The Death of Marcus Aurelius

Friday, November 20, 2020

Boethius, The Consolation of Philosophy 5.19


"A man himself is differently comprehended by the senses, by imagination, by reason, and by intelligence. 
 
"For the senses distinguish the form as set in the matter operated upon by the form; imagination distinguishes the appearance alone without the matter. 
 
"Reason goes even further than imagination; by a general and universal contemplation it investigates the actual kind which is represented in individual specimens. 
 
"Higher still is the view of the intelligence, which reaches above the sphere of the universal, and with the unsullied eye of the mind gazes upon that very form of the kind in its absolute simplicity." 
 
—from Book 5, Prose 4
 
The power of awareness can take on many distinct forms, and this becomes evident when we consider the various expressions of our own human consciousness. It should also reveal that we ourselves, in turn, can be apprehended in a range of degrees, from the narrow to the broad, from the more concrete to the more abstract, from the imperfect to the perfect. 
 
The way a dog is aware of a man is different than the way a man is aware of a dog, and the way a man is aware of God is different than the way God is aware of a man. 
 
I apologize if my own attempts at explanation tend to come from the language and perspective of Thomist philosophy, but these are the terms that best help me to express difficult problems. There are, of course, many other schools and traditions, all of them trying, in their own ways, to arrive at an account of what it means to perceive or to know. Boethius, like St. Thomas, always tried to work from a synthesis of different classical models. 
 
On the level of the senses, the particular impression received is of a form joined to its specific matter.
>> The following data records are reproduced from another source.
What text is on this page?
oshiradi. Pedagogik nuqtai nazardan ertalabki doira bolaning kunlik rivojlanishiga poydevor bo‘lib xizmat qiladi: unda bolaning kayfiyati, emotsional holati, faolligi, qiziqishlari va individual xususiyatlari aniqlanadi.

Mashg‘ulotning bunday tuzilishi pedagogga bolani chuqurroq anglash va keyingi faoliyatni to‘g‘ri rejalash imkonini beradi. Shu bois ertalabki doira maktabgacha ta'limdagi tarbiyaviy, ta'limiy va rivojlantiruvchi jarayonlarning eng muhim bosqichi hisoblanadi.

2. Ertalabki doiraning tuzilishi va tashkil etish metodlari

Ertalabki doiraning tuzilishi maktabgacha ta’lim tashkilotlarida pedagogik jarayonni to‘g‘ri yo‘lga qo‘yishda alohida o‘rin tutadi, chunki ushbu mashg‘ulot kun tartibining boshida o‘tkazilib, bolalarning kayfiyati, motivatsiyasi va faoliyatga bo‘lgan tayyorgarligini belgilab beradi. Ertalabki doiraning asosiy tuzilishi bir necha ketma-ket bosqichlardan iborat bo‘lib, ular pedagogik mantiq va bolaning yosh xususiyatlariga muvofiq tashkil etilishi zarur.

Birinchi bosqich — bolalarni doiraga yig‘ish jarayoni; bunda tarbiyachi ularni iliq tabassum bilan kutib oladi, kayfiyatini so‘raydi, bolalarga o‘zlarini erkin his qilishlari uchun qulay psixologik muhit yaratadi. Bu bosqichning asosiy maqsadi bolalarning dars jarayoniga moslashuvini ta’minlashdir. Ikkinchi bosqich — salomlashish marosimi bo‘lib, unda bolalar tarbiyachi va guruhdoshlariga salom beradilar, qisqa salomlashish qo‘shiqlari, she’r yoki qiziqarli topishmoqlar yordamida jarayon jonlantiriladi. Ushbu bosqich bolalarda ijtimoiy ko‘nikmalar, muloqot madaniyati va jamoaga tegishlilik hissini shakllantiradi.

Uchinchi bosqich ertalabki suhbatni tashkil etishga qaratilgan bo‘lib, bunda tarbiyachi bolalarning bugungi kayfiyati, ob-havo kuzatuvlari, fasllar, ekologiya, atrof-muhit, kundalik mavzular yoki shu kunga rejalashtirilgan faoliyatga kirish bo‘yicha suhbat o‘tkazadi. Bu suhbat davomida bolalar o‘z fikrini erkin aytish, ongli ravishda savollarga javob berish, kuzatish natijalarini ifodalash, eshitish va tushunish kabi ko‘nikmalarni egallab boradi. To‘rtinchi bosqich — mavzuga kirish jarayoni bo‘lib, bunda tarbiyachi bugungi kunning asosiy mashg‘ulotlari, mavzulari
I am aware of this individual dog, physically present right before me. 
 
On the level of imagination, that same particular impression is retained, as in memory, separately from its matter. I am still aware of this individual dog, but I recall it without its physical presence. 
 
On the level of reason, the form is considered in universal abstraction. I am no longer looking at this dog, or at that dog, with all of their particular differences, but I come to apprehend the identity that all dogs essentially share in common. 
 
And finally, on the level of what can be called intelligence, form is fully and completely contained within Mind, not received from the outside, or subject to any sort of alteration. 
 
This would be, however poorly we are able to speak of it, the mode of Divine knowledge, nothing less than God’s presence to Himself, as the source and measure of all creatures. 
 
The dog can sense me, and he can remember me. I can also sense and remember the dog, but I can further contemplate his inherent identity, and ponder what the meaning of “dogness” is. 
 
And beyond any of that is the perfect knowledge of God, where His existence and His knowledge are one and the same. Trying to contrast the consciousness of a creature to the consciousness of the Creator is something like comparing a drop of water to the entire ocean, and then some.